Hannah Arendt, égérie de Martin Heidegger…

Plus on y réfléchit tranquillement, sans passion ni emportement, ce qui reste d’ailleurs hautement difficile, et moins on comprend cette attirance ; laquelle ne s’explique nullement par l’attraction exercée par les contraires.

Une jeune femme, très frêle, âgée d’à peine dix-huit ans, originaire de Königsberg (la ville de Kant et le vrai nom de Woody Allen), issue des milieux juifs les plus intégrés de la petite bourgeoisie de province allemande, et qui va se trouver embarquée dans une relation d’amour avec un professeur catholique, qui a le double de son âge…

Mais ce n’est pas tout, un universitaire, auteur d’une œuvre philosophie la plus marquante du XXe siècle (c’est Emmanuel Levinas qui la classe ainsi parmi les cinq œuvres majeures de la philosophie mondiale !), en l’occurrence Sein undZeit (Être et temps) parue en 1927, deux ans exactement avant la survenue de cette idylle qui, dans sa phase résiduelle durera presque plus de cinquante ans, toute une vie.

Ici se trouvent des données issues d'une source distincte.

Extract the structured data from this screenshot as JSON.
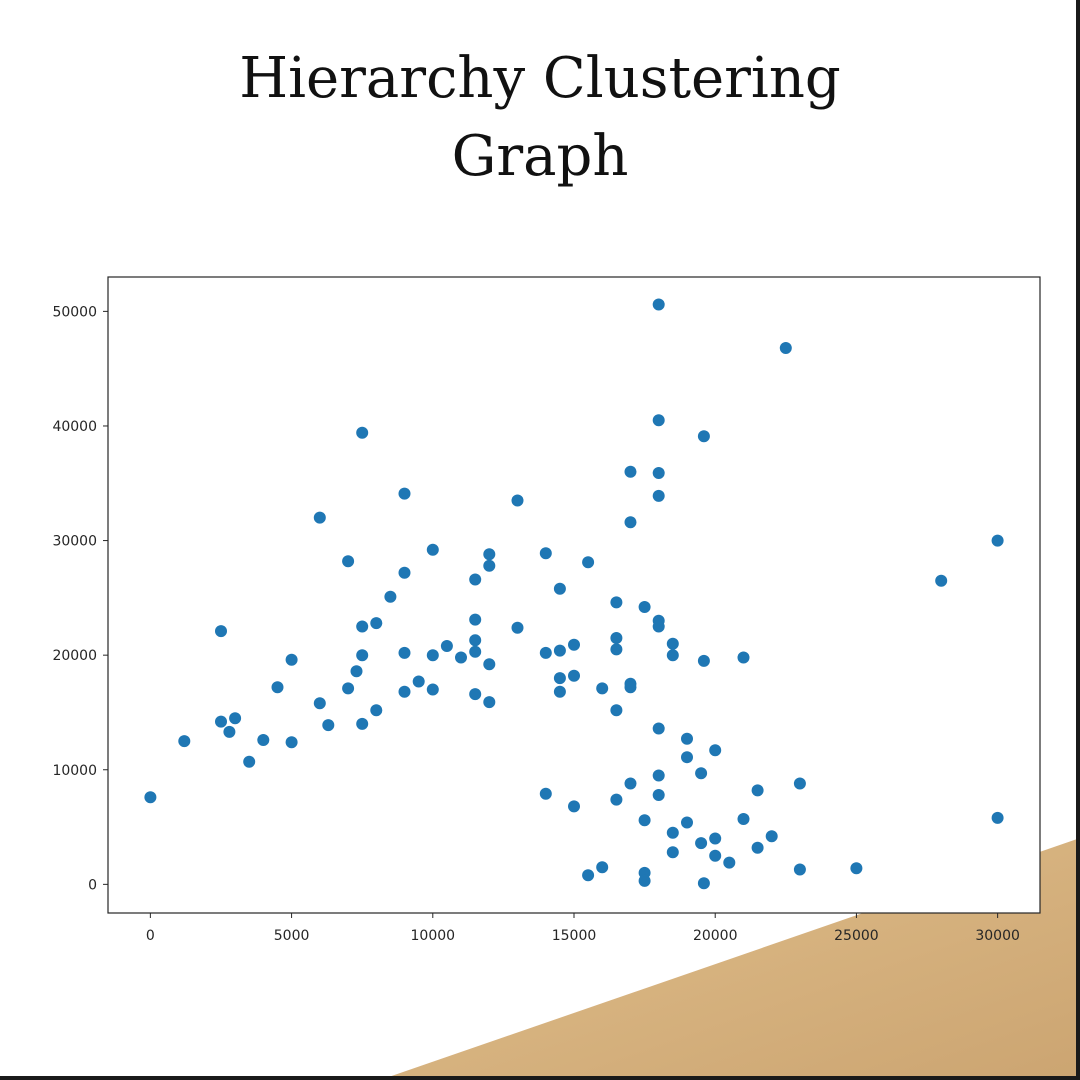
{
  "title_line1": "Hierarchy Clustering",
  "title_line2": "Graph",
  "colors": {
    "point": "#1f77b4",
    "axis": "#262626",
    "accent_wood": "#d6b27c",
    "border": "#1a1a1a"
  },
  "chart_data": {
    "type": "scatter",
    "title": "",
    "xlabel": "",
    "ylabel": "",
    "xlim": [
      -1500,
      31500
    ],
    "ylim": [
      -2500,
      53000
    ],
    "x_ticks": [
      0,
      5000,
      10000,
      15000,
      20000,
      25000,
      30000
    ],
    "y_ticks": [
      0,
      10000,
      20000,
      30000,
      40000,
      50000
    ],
    "grid": false,
    "legend": "none",
    "series": [
      {
        "color": "#1f77b4",
        "points": [
          [
            0,
            7600
          ],
          [
            2500,
            22100
          ],
          [
            1200,
            12500
          ],
          [
            2500,
            14200
          ],
          [
            2800,
            13300
          ],
          [
            3000,
            14500
          ],
          [
            6000,
            32000
          ],
          [
            7500,
            39400
          ],
          [
            9000,
            34100
          ],
          [
            7000,
            28200
          ],
          [
            8500,
            25100
          ],
          [
            10000,
            29200
          ],
          [
            9000,
            27200
          ],
          [
            11500,
            26600
          ],
          [
            12000,
            28800
          ],
          [
            12000,
            27800
          ],
          [
            13000,
            33500
          ],
          [
            14000,
            28900
          ],
          [
            14500,
            25800
          ],
          [
            15500,
            28100
          ],
          [
            17000,
            36000
          ],
          [
            17000,
            31600
          ],
          [
            18000,
            50600
          ],
          [
            18000,
            40500
          ],
          [
            18000,
            35900
          ],
          [
            18000,
            33900
          ],
          [
            19600,
            39100
          ],
          [
            22500,
            46800
          ],
          [
            30000,
            30000
          ],
          [
            28000,
            26500
          ],
          [
            16500,
            24600
          ],
          [
            17500,
            24200
          ],
          [
            18000,
            23000
          ],
          [
            18000,
            22500
          ],
          [
            18500,
            21000
          ],
          [
            18500,
            20000
          ],
          [
            19600,
            19500
          ],
          [
            21000,
            19800
          ],
          [
            7500,
            22500
          ],
          [
            8000,
            22800
          ],
          [
            11500,
            23100
          ],
          [
            13000,
            22400
          ],
          [
            5000,
            19600
          ],
          [
            7500,
            20000
          ],
          [
            9000,
            20200
          ],
          [
            10000,
            20000
          ],
          [
            10500,
            20800
          ],
          [
            11000,
            19800
          ],
          [
            11500,
            21300
          ],
          [
            11500,
            20300
          ],
          [
            12000,
            19200
          ],
          [
            14000,
            20200
          ],
          [
            14500,
            20400
          ],
          [
            15000,
            20900
          ],
          [
            16500,
            21500
          ],
          [
            16500,
            20500
          ],
          [
            4500,
            17200
          ],
          [
            6000,
            15800
          ],
          [
            7000,
            17100
          ],
          [
            7300,
            18600
          ],
          [
            8000,
            15200
          ],
          [
            9000,
            16800
          ],
          [
            9500,
            17700
          ],
          [
            10000,
            17000
          ],
          [
            11500,
            16600
          ],
          [
            12000,
            15900
          ],
          [
            14500,
            16800
          ],
          [
            14500,
            18000
          ],
          [
            15000,
            18200
          ],
          [
            16000,
            17100
          ],
          [
            17000,
            17500
          ],
          [
            17000,
            17200
          ],
          [
            16500,
            15200
          ],
          [
            18000,
            13600
          ],
          [
            19000,
            12700
          ],
          [
            20000,
            11700
          ],
          [
            19000,
            11100
          ],
          [
            21500,
            8200
          ],
          [
            23000,
            8800
          ],
          [
            21000,
            5700
          ],
          [
            22000,
            4200
          ],
          [
            21500,
            3200
          ],
          [
            20500,
            1900
          ],
          [
            23000,
            1300
          ],
          [
            25000,
            1400
          ],
          [
            30000,
            5800
          ],
          [
            19600,
            100
          ],
          [
            19500,
            9700
          ],
          [
            18000,
            9500
          ],
          [
            18000,
            7800
          ],
          [
            17000,
            8800
          ],
          [
            16500,
            7400
          ],
          [
            15000,
            6800
          ],
          [
            14000,
            7900
          ],
          [
            20000,
            4000
          ],
          [
            20000,
            2500
          ],
          [
            19500,
            3600
          ],
          [
            19000,
            5400
          ],
          [
            18500,
            4500
          ],
          [
            18500,
            2800
          ],
          [
            17500,
            5600
          ],
          [
            17500,
            1000
          ],
          [
            17500,
            300
          ],
          [
            16000,
            1500
          ],
          [
            15500,
            800
          ],
          [
            7500,
            14000
          ],
          [
            6300,
            13900
          ],
          [
            5000,
            12400
          ],
          [
            4000,
            12600
          ],
          [
            3500,
            10700
          ]
        ]
      }
    ]
  }
}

En 1921, Rosenzweig avait publié L’étoile de la rédemption, et en 1923 Martin Buber publiait Je et Tu.

Cela commence vers 1924/ 25, une jeune fille juive brune, au charme frappant, doté d’yeux étincelant d’intelligence, décide de suivre le cours sur Le sophiste de Platon, de Martin Heidegger, étoile montante au firmament de la philosophie, futur successeur du philosophe juif converti à Marbourg,  Edmund Husserl, père de la phénoménologie.

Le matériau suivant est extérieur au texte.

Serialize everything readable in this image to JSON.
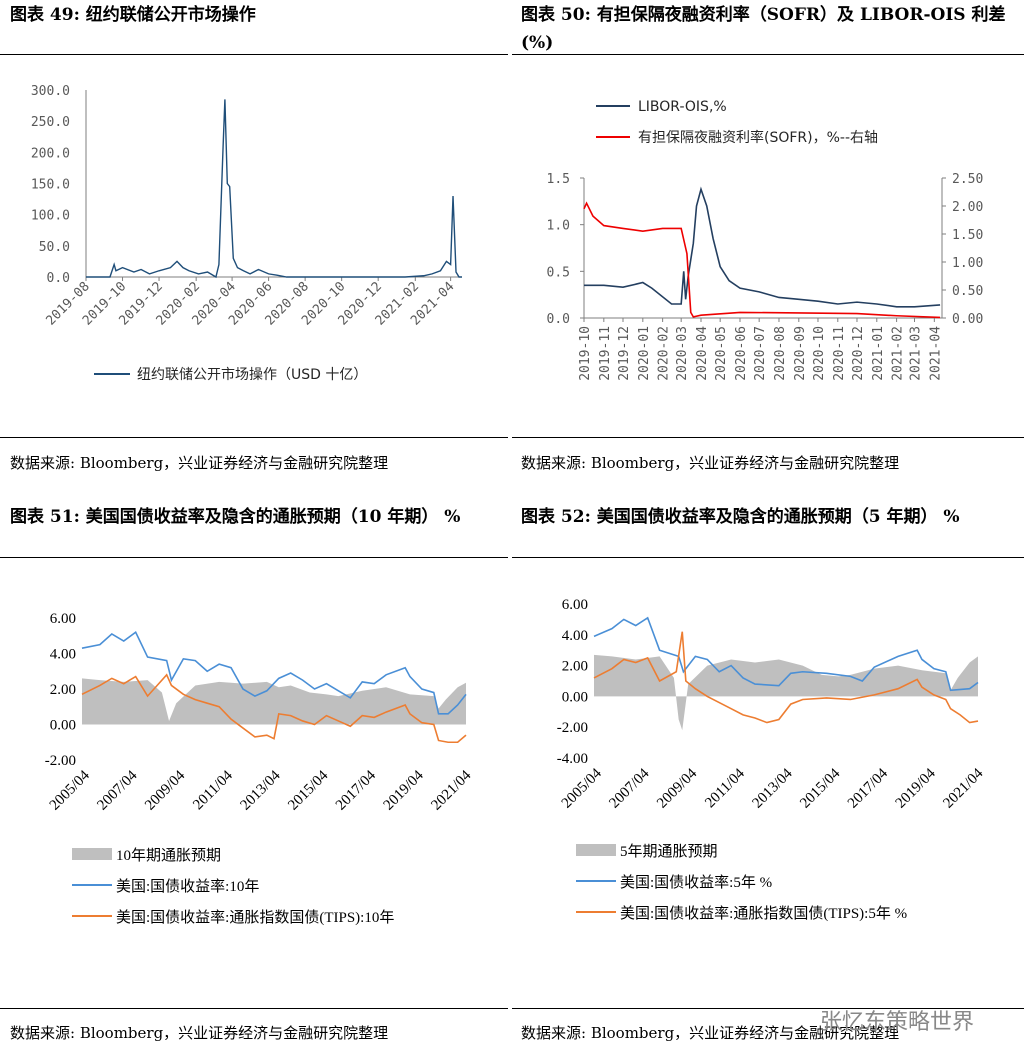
{
  "panels": {
    "p49": {
      "title": "图表 49:  纽约联储公开市场操作",
      "source": "数据来源:  Bloomberg，兴业证券经济与金融研究院整理"
    },
    "p50": {
      "title": "图表 50:  有担保隔夜融资利率（SOFR）及 LIBOR-OIS 利差(%)",
      "source": "数据来源:  Bloomberg，兴业证券经济与金融研究院整理"
    },
    "p51": {
      "title": "图表 51:  美国国债收益率及隐含的通胀预期（10 年期）  %",
      "source": "数据来源:  Bloomberg，兴业证券经济与金融研究院整理"
    },
    "p52": {
      "title": "图表 52:  美国国债收益率及隐含的通胀预期（5 年期）  %",
      "source": "数据来源:  Bloomberg，兴业证券经济与金融研究院整理"
    }
  },
  "watermark": "张忆东策略世界",
  "chart_data": [
    {
      "id": "c49",
      "type": "line",
      "title": "",
      "xlabel": "",
      "ylabel": "",
      "x_ticks": [
        "2019-08",
        "2019-10",
        "2019-12",
        "2020-02",
        "2020-04",
        "2020-06",
        "2020-08",
        "2020-10",
        "2020-12",
        "2021-02",
        "2021-04"
      ],
      "y_ticks": [
        "0.0",
        "50.0",
        "100.0",
        "150.0",
        "200.0",
        "250.0",
        "300.0"
      ],
      "ylim": [
        0,
        300
      ],
      "xlim": [
        "2019-08-01",
        "2021-04-20"
      ],
      "grid": false,
      "legend_position": "bottom",
      "series": [
        {
          "name": "纽约联储公开市场操作（USD 十亿）",
          "color": "#1f4e79",
          "x": [
            "2019-08-01",
            "2019-09-10",
            "2019-09-17",
            "2019-09-20",
            "2019-10-01",
            "2019-10-20",
            "2019-11-01",
            "2019-11-15",
            "2019-12-01",
            "2019-12-20",
            "2019-12-31",
            "2020-01-10",
            "2020-01-20",
            "2020-02-05",
            "2020-02-20",
            "2020-03-05",
            "2020-03-10",
            "2020-03-17",
            "2020-03-20",
            "2020-03-24",
            "2020-03-28",
            "2020-04-03",
            "2020-04-10",
            "2020-04-20",
            "2020-05-01",
            "2020-05-15",
            "2020-06-01",
            "2020-06-15",
            "2020-07-01",
            "2020-09-01",
            "2020-12-01",
            "2021-01-15",
            "2021-02-15",
            "2021-03-01",
            "2021-03-15",
            "2021-03-25",
            "2021-04-01",
            "2021-04-05",
            "2021-04-10",
            "2021-04-15",
            "2021-04-20"
          ],
          "y": [
            0,
            0,
            20,
            10,
            15,
            8,
            12,
            5,
            10,
            15,
            25,
            15,
            10,
            5,
            8,
            0,
            20,
            210,
            285,
            150,
            145,
            30,
            15,
            10,
            5,
            12,
            5,
            3,
            0,
            0,
            0,
            0,
            2,
            5,
            10,
            25,
            20,
            130,
            8,
            0,
            0
          ]
        }
      ]
    },
    {
      "id": "c50",
      "type": "line",
      "title": "",
      "xlabel": "",
      "ylabel": "",
      "x_ticks": [
        "2019-10",
        "2019-11",
        "2019-12",
        "2020-01",
        "2020-02",
        "2020-03",
        "2020-04",
        "2020-05",
        "2020-06",
        "2020-07",
        "2020-08",
        "2020-09",
        "2020-10",
        "2020-11",
        "2020-12",
        "2021-01",
        "2021-02",
        "2021-03",
        "2021-04"
      ],
      "y_ticks_left": [
        "0.0",
        "0.5",
        "1.0",
        "1.5"
      ],
      "y_ticks_right": [
        "0.00",
        "0.50",
        "1.00",
        "1.50",
        "2.00",
        "2.50"
      ],
      "ylim_left": [
        0,
        1.5
      ],
      "ylim_right": [
        0,
        2.5
      ],
      "grid": false,
      "legend_position": "top-left",
      "series": [
        {
          "name": "LIBOR-OIS,%",
          "color": "#243f60",
          "axis": "left",
          "x": [
            "2019-10-01",
            "2019-11-01",
            "2019-12-01",
            "2020-01-01",
            "2020-01-15",
            "2020-02-15",
            "2020-03-01",
            "2020-03-05",
            "2020-03-08",
            "2020-03-12",
            "2020-03-20",
            "2020-03-25",
            "2020-04-01",
            "2020-04-10",
            "2020-04-20",
            "2020-05-01",
            "2020-05-15",
            "2020-06-01",
            "2020-07-01",
            "2020-08-01",
            "2020-09-01",
            "2020-10-01",
            "2020-11-01",
            "2020-12-01",
            "2021-01-01",
            "2021-02-01",
            "2021-03-01",
            "2021-04-10"
          ],
          "y": [
            0.35,
            0.35,
            0.33,
            0.38,
            0.32,
            0.15,
            0.15,
            0.5,
            0.2,
            0.45,
            0.8,
            1.2,
            1.38,
            1.2,
            0.85,
            0.55,
            0.4,
            0.32,
            0.28,
            0.22,
            0.2,
            0.18,
            0.15,
            0.17,
            0.15,
            0.12,
            0.12,
            0.14
          ]
        },
        {
          "name": "有担保隔夜融资利率(SOFR)，%--右轴",
          "color": "#ee0000",
          "axis": "right",
          "x": [
            "2019-10-01",
            "2019-10-05",
            "2019-10-15",
            "2019-11-01",
            "2019-12-01",
            "2020-01-01",
            "2020-02-01",
            "2020-03-01",
            "2020-03-10",
            "2020-03-16",
            "2020-03-20",
            "2020-04-01",
            "2020-06-01",
            "2020-09-01",
            "2020-12-01",
            "2021-02-01",
            "2021-04-10"
          ],
          "y": [
            1.95,
            2.05,
            1.82,
            1.65,
            1.6,
            1.55,
            1.6,
            1.6,
            1.15,
            0.1,
            0.02,
            0.05,
            0.1,
            0.09,
            0.08,
            0.04,
            0.01
          ]
        }
      ]
    },
    {
      "id": "c51",
      "type": "line",
      "title": "",
      "xlabel": "",
      "ylabel": "",
      "x_ticks": [
        "2005/04",
        "2007/04",
        "2009/04",
        "2011/04",
        "2013/04",
        "2015/04",
        "2017/04",
        "2019/04",
        "2021/04"
      ],
      "y_ticks": [
        "-2.00",
        "0.00",
        "2.00",
        "4.00",
        "6.00"
      ],
      "ylim": [
        -2,
        6
      ],
      "xlim": [
        2005.25,
        2021.35
      ],
      "grid": false,
      "legend_position": "bottom",
      "series": [
        {
          "name": "10年期通胀预期",
          "color": "#bfbfbf",
          "style": "area",
          "x": [
            2005.25,
            2006,
            2007,
            2008,
            2008.6,
            2008.9,
            2009.2,
            2010,
            2011,
            2012,
            2013,
            2013.5,
            2014,
            2014.8,
            2015.5,
            2016,
            2017,
            2018,
            2019,
            2020,
            2020.2,
            2020.5,
            2021,
            2021.35
          ],
          "y": [
            2.6,
            2.5,
            2.4,
            2.5,
            1.8,
            0.2,
            1.2,
            2.2,
            2.4,
            2.3,
            2.4,
            2.1,
            2.2,
            1.8,
            1.7,
            1.6,
            1.9,
            2.1,
            1.7,
            1.6,
            0.9,
            1.4,
            2.1,
            2.35
          ]
        },
        {
          "name": "美国:国债收益率:10年",
          "color": "#4a8fd6",
          "x": [
            2005.25,
            2006,
            2006.5,
            2007,
            2007.5,
            2008,
            2008.8,
            2009,
            2009.5,
            2010,
            2010.5,
            2011,
            2011.5,
            2012,
            2012.5,
            2013,
            2013.5,
            2014,
            2014.5,
            2015,
            2015.5,
            2016,
            2016.5,
            2017,
            2017.5,
            2018,
            2018.8,
            2019,
            2019.5,
            2020,
            2020.2,
            2020.6,
            2021,
            2021.35
          ],
          "y": [
            4.3,
            4.5,
            5.1,
            4.7,
            5.2,
            3.8,
            3.6,
            2.5,
            3.7,
            3.6,
            3.0,
            3.4,
            3.2,
            2.0,
            1.6,
            1.9,
            2.6,
            2.9,
            2.5,
            2.0,
            2.3,
            1.9,
            1.5,
            2.4,
            2.3,
            2.8,
            3.2,
            2.7,
            2.0,
            1.8,
            0.6,
            0.6,
            1.1,
            1.7
          ]
        },
        {
          "name": "美国:国债收益率:通胀指数国债(TIPS):10年",
          "color": "#ed7d31",
          "x": [
            2005.25,
            2006,
            2006.5,
            2007,
            2007.5,
            2008,
            2008.8,
            2009,
            2009.5,
            2010,
            2010.5,
            2011,
            2011.5,
            2012,
            2012.5,
            2013,
            2013.3,
            2013.5,
            2014,
            2014.5,
            2015,
            2015.5,
            2016,
            2016.5,
            2017,
            2017.5,
            2018,
            2018.8,
            2019,
            2019.5,
            2020,
            2020.2,
            2020.6,
            2021,
            2021.35
          ],
          "y": [
            1.7,
            2.2,
            2.6,
            2.3,
            2.7,
            1.6,
            2.8,
            2.2,
            1.7,
            1.4,
            1.2,
            1.0,
            0.3,
            -0.2,
            -0.7,
            -0.6,
            -0.8,
            0.6,
            0.5,
            0.2,
            0.0,
            0.5,
            0.2,
            -0.1,
            0.5,
            0.4,
            0.7,
            1.1,
            0.6,
            0.1,
            0.0,
            -0.9,
            -1.0,
            -1.0,
            -0.6
          ]
        }
      ]
    },
    {
      "id": "c52",
      "type": "line",
      "title": "",
      "xlabel": "",
      "ylabel": "",
      "x_ticks": [
        "2005/04",
        "2007/04",
        "2009/04",
        "2011/04",
        "2013/04",
        "2015/04",
        "2017/04",
        "2019/04",
        "2021/04"
      ],
      "y_ticks": [
        "-4.00",
        "-2.00",
        "0.00",
        "2.00",
        "4.00",
        "6.00"
      ],
      "ylim": [
        -4,
        6
      ],
      "xlim": [
        2005.25,
        2021.35
      ],
      "grid": false,
      "legend_position": "bottom",
      "series": [
        {
          "name": "5年期通胀预期",
          "color": "#bfbfbf",
          "style": "area",
          "x": [
            2005.25,
            2006,
            2007,
            2008,
            2008.6,
            2008.8,
            2008.95,
            2009.2,
            2010,
            2011,
            2012,
            2013,
            2014,
            2014.8,
            2015.5,
            2016,
            2017,
            2018,
            2019,
            2020,
            2020.2,
            2020.5,
            2021,
            2021.35
          ],
          "y": [
            2.7,
            2.6,
            2.4,
            2.6,
            1.2,
            -1.5,
            -2.2,
            0.8,
            2.0,
            2.4,
            2.2,
            2.4,
            2.0,
            1.4,
            1.3,
            1.4,
            1.8,
            2.0,
            1.7,
            1.5,
            0.4,
            1.2,
            2.2,
            2.6
          ]
        },
        {
          "name": "美国:国债收益率:5年 %",
          "color": "#4a8fd6",
          "x": [
            2005.25,
            2006,
            2006.5,
            2007,
            2007.5,
            2008,
            2008.8,
            2009,
            2009.5,
            2010,
            2010.5,
            2011,
            2011.5,
            2012,
            2013,
            2013.5,
            2014,
            2015,
            2016,
            2016.5,
            2017,
            2018,
            2018.8,
            2019,
            2019.5,
            2020,
            2020.2,
            2021,
            2021.35
          ],
          "y": [
            3.9,
            4.4,
            5.0,
            4.6,
            5.1,
            3.0,
            2.6,
            1.6,
            2.6,
            2.4,
            1.6,
            2.0,
            1.2,
            0.8,
            0.7,
            1.5,
            1.6,
            1.5,
            1.3,
            1.0,
            1.9,
            2.6,
            3.0,
            2.4,
            1.8,
            1.6,
            0.4,
            0.5,
            0.9
          ]
        },
        {
          "name": "美国:国债收益率:通胀指数国债(TIPS):5年 %",
          "color": "#ed7d31",
          "x": [
            2005.25,
            2006,
            2006.5,
            2007,
            2007.5,
            2008,
            2008.7,
            2008.95,
            2009.1,
            2009.5,
            2010,
            2010.5,
            2011,
            2011.5,
            2012,
            2012.5,
            2013,
            2013.5,
            2014,
            2015,
            2016,
            2017,
            2018,
            2018.8,
            2019,
            2019.5,
            2020,
            2020.2,
            2020.6,
            2021,
            2021.35
          ],
          "y": [
            1.2,
            1.8,
            2.4,
            2.2,
            2.5,
            1.0,
            1.6,
            4.2,
            1.0,
            0.5,
            0.0,
            -0.4,
            -0.8,
            -1.2,
            -1.4,
            -1.7,
            -1.5,
            -0.5,
            -0.2,
            -0.1,
            -0.2,
            0.1,
            0.5,
            1.1,
            0.6,
            0.1,
            -0.2,
            -0.8,
            -1.2,
            -1.7,
            -1.6
          ]
        }
      ]
    }
  ]
}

De l’aveu unanime, même celui de Karl Jaspers qui l’accueillera comme étudiante, sur les recommandations de Heidegger, on ne pouvait pas ne pas remarquer cette jeune femme qui portait si souvent une jupe verte…

Heidegger dira lui-même dans des lettres enflammées du début de l’année 1925, qu’il ne put résister au charme d’une étudiante qui le frappait tant par son intelligence vive que sa grâce physique. Il faut cependant ajouter, pour servir la vérité, que le futur recteur nazi de son université (Fribourg) était très sensible au charme des femmes.

Mais ce qui est frappant, c’est que la majorité de celles-ci étaient d’origine juive et amies de sa propre épouse et mère de ses deux fils, Elfried. Je cite par exemple Elisabeth Blochmann qui, même après son déménagement à Berlin, continuait d’entretenir une relation extraconjugale avec Heidegger.

Mais il semble que la relation avec la jeune Hannah fut sans commune mesure avec ce qu’il vécut avec d’autres, jusques et y compris son épouse.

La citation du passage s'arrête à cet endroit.